LT: Now here is a question I am going to dodge. I have it on good authority that you can make this corn dish in a day, that it can't be done in less than 3 days, that it stinks to high heaven, that it is the consistency of stew, that it is like a paste, that it is a thin gruel, that it is delicious, that it doesn’t taste great but you eat it to survive. I cannot reconcile all these accounts, and someone is going to challenge me, and they will be right to do so. Therefore, next question.
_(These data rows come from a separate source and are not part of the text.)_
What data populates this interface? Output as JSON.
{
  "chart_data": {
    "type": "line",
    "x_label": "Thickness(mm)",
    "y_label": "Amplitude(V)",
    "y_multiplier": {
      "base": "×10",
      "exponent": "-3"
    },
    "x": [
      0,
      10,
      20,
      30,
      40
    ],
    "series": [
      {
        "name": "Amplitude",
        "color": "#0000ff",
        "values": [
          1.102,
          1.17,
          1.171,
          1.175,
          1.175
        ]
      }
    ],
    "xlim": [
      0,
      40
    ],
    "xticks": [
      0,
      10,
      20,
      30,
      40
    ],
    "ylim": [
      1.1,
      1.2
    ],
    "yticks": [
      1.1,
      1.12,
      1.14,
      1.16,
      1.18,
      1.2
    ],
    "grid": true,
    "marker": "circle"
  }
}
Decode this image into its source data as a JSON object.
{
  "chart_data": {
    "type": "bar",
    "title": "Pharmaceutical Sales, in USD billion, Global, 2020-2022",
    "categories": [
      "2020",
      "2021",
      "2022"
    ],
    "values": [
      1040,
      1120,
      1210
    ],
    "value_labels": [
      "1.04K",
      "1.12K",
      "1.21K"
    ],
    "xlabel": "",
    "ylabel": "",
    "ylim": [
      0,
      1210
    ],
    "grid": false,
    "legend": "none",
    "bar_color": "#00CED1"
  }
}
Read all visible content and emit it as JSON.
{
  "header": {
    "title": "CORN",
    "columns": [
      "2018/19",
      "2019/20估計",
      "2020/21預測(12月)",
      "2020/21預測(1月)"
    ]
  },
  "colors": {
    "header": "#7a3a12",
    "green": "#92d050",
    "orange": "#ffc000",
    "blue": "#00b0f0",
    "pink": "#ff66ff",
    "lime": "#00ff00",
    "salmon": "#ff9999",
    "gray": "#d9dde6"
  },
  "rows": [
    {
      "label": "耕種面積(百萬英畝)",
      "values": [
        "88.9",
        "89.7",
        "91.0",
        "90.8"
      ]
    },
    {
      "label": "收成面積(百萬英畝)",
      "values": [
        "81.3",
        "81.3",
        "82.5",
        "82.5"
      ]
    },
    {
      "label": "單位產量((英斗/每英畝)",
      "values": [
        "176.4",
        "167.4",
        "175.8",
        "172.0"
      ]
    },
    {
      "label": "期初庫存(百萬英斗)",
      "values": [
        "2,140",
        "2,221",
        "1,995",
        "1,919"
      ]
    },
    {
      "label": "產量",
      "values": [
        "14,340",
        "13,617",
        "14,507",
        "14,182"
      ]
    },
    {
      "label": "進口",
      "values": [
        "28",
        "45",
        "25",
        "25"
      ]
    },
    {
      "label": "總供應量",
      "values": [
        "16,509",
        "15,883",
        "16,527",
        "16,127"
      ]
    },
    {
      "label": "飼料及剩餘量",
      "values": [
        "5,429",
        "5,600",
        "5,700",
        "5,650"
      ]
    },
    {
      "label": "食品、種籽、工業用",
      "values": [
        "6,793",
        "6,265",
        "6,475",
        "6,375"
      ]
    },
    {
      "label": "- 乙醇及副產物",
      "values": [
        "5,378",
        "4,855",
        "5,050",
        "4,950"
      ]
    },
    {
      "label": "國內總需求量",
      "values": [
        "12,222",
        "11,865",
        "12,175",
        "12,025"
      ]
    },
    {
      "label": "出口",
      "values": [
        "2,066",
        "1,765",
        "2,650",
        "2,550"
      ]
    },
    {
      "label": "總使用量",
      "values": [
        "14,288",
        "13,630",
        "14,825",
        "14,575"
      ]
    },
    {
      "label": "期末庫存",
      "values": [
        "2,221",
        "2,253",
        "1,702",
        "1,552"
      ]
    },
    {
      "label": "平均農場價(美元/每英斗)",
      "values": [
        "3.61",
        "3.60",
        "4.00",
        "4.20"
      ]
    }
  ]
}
LB: One of my favorite things about Citizens Creek is that it shows how rich and deep the culture is among slave populations. That is often ignored or glossed over in standard history and historical fiction, which tends to focus on the exploitation of slaves, not who they were as people. Was it difficult to strike a balance between the brutal repression slaves endured, and the steadfastness with which they held on to their own culture? Did you worry about doing justice to both aspects of a life in slavery?
LT: As I said before, I worry about everything. As a writer, that’s my job. But I have no interest in the “One Story” of slavery. The whips and chains and suffering and victimhood, even though there is plenty to lament. To survive slavery, let alone to thrive, indicates a remarkable will, and that I do have interest in. A dehumanizing system diminishes everybody, but the characters I'm drawn to figure out how to deal with the hand that they're dealt and make a difference. It was remarkable to me how many superstitions were embedded in the Creek culture, and in the slave culture, and Cow Tom’s wife Amy displayed a combination of both, making her own rich gumbo.
LB: I think Citizens Creek has much to say about what it means to be "American." But did Cow Tom – fictional or historical -- think of himself as "an American," do you think?
LT: My fictional Cow Tom did not transcend race, by any means, and fought his entire life to pull up his Freedmen brothers and sisters to protect them by treaty. I think American meant something different in the 1800’s than today, and I suspect he thought more in terms of being a Citizen, a valuable and contributing member of his community, dedicated to inclusion and contribution.
As for the real Cow Tom, who’s to say?
LB: There's another chapter to the story of Cow Tom's family: Rose and Jake's son Jake Simmons, Jr. goes on to found an oil dynasty in Oklahoma. Are you going to write that story?
LT: Definitely not. It takes me 3-4 years to write a historical novel, and I've already written the part of the story that lit my fire. Now it’s time to move on.